Mais les arguments de la ligne Sarkozy
ne sont pas négligeables: avec la mise en place du CFCM et son
opposition à une loi sur le voile, le ministre de l'Intérieur a
engagé des relations de confiance avec la principale organisation
musulmane, l'UOIF, qui avait appelé à voter socialiste aux
législatives de 2002. L'enjeu n'est pas mince et concerne aussi la
gauche: la suggestion de certains cadres du Parti socialiste de ne
pas heurter l'électorat d'origine maghrébine pour gagner des voix y
a provoqué de violents débats et la division des socialistes s'est
illustrée après le spectaculaire revirement de Jack Lang à propos du
voile (
lire
l'article). Mais, à gauche, la confusion règne encore plus que
la division, comme l'illustrent Julien Dray, reprenant l'injure
fétiche de la droite cléricale du début du siècle - «laïcards» - ou
Manuel Valls, opposé à l'interdiction du voile à l'école, mais
bataillant (en vain) contre le commerce communautaire, tout à fait
légal.
Ainsi, à Matignon, certains pensent que
la droite devrait reprendre le thème de la laïcité, devenue «une
valeur de la ''droite de mai'' face à une gauche qui s'est convertie
au multiculturalisme», comme le dit François Baroin, porte-parole de
l'UMP. Ce proche de Jacques Chirac a publié en mai dernier, sur la
suggestion de Jean-Pierre Raffarin, un rapport contre la ligne
Sarkozy, expliquant que «le voile n'est qu'un élément d'un
dispositif plus large pour enfoncer un principe républicain
essentiel qui est celui de la laïcité».
Dans le même temps, Jacques Chirac a
reçu quelques visites pressantes qui, toutes, franc-maçonnes ou
religieuses, le conjuraient de défendre la loi de séparation de 1905
qui a assuré un siècle de paix civile. L'intervention publique du
cardinal Lustiger - «N'y touchons pas: ce serait rouvrir la boîte de
Pandore» - a pesé lourd: il s'inquiète de la dérive concordataire de
Nicolas Sarkozy installant l'islam en «religion d'Etat». Et le
président de la République a pris la mesure de la situation en
parlant avec son vieil allié Dalil Boubakeur, recteur de la Mosquée
de Paris, qui voulait renoncer au rôle de président potiche «modéré»

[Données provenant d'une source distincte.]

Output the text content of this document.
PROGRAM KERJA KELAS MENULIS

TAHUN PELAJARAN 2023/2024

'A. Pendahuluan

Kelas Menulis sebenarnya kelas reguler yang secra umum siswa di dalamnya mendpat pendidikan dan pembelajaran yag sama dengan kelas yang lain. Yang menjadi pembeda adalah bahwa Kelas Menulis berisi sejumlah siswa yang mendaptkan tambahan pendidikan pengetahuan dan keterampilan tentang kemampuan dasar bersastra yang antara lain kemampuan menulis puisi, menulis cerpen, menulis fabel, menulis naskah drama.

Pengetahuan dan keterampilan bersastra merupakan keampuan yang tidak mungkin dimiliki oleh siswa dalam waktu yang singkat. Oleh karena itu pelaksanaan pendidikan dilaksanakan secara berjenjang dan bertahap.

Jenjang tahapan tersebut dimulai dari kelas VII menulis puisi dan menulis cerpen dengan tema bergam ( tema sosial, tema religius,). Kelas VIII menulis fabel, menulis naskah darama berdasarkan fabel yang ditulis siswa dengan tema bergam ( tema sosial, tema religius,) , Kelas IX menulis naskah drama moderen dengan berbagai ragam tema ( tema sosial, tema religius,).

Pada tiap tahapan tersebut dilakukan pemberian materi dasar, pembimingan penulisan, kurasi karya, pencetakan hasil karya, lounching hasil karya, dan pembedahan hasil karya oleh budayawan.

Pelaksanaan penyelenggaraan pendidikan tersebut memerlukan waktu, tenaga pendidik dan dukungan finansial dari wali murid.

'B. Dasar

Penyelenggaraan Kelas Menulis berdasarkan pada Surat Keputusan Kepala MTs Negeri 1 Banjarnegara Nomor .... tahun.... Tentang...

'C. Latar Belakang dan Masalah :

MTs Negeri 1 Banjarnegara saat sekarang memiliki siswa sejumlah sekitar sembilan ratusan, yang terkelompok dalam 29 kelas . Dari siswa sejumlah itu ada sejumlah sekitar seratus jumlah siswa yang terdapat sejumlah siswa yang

désigné d'office d'un CFCM élu et dominé, selon lui, par un islam
«politisé». A deux reprises, Nicolas Sarkozy a dû rattraper de
justesse le dignitaire dépassé pour qu'il continue à donner le
change.
Au siège de l'UOIF, à La Courneuve
(Seine-Saint-Denis), son président, Thami Breze, ne cache pas que la
création de la commission Stasi le contrarie beaucoup: «J'espère que
cela ne va pas nous retarder. Nous avons défini des objectifs pour
les deux ans à venir; il faut que le président Boubakeur se mette au
travail pour les réaliser.» Thami Breze s'inquiète surtout du sort
des deux engagements qu'il dit avoir obtenus de Nicolas Sarkozy: la
garantie de ne pas légiférer contre le voile à l'école et un
assouplissement de la loi de 1905 pour permettre le financement
public d'édifices musulmans.
Mais l'UOIF a tout intérêt à calmer le
jeu. Dans l'euphorie de la victoire, Thami Breze avait imprudemment
déclaré: «Le Coran est notre Constitution», mot d'ordre typique des
Frères musulmans. Aujourd'hui, il parle de «malentendu» et l'UOIF
fera tout pour sauver le CFCM, dont elle devrait facilement prendre
la présidence dans deux ans. Ce qui serait une belle victoire pour
une organisation qui veut depuis des années représenter le
«véritable islam», alors que ses dirigeants n'ont aucune formation
théologique. Thami Breze se dit pressé de «discuter avec l'Education
nationale de la révision de l'image de l'islam contenue dans les
manuels scolaires» et, «avec les chaînes de télévision, de la
transformation des émissions religieuses - actuellement, c'est du
folklore! - pour qu'elles favorisent la transmission de la
foi».
Grande gagnante des élections du
printemps, l'UOIF, créée en 1983 à Nancy (Meurthe-et-Moselle), est
devenue l'organisation la plus influente de l'islam militant. Son
fonctionnement rappelle celui de l'Internationale communiste. En
aval, huit «délégations régionales» supervisent des centaines
d'associations «affiliées», réparties entre «partenaires», «amies»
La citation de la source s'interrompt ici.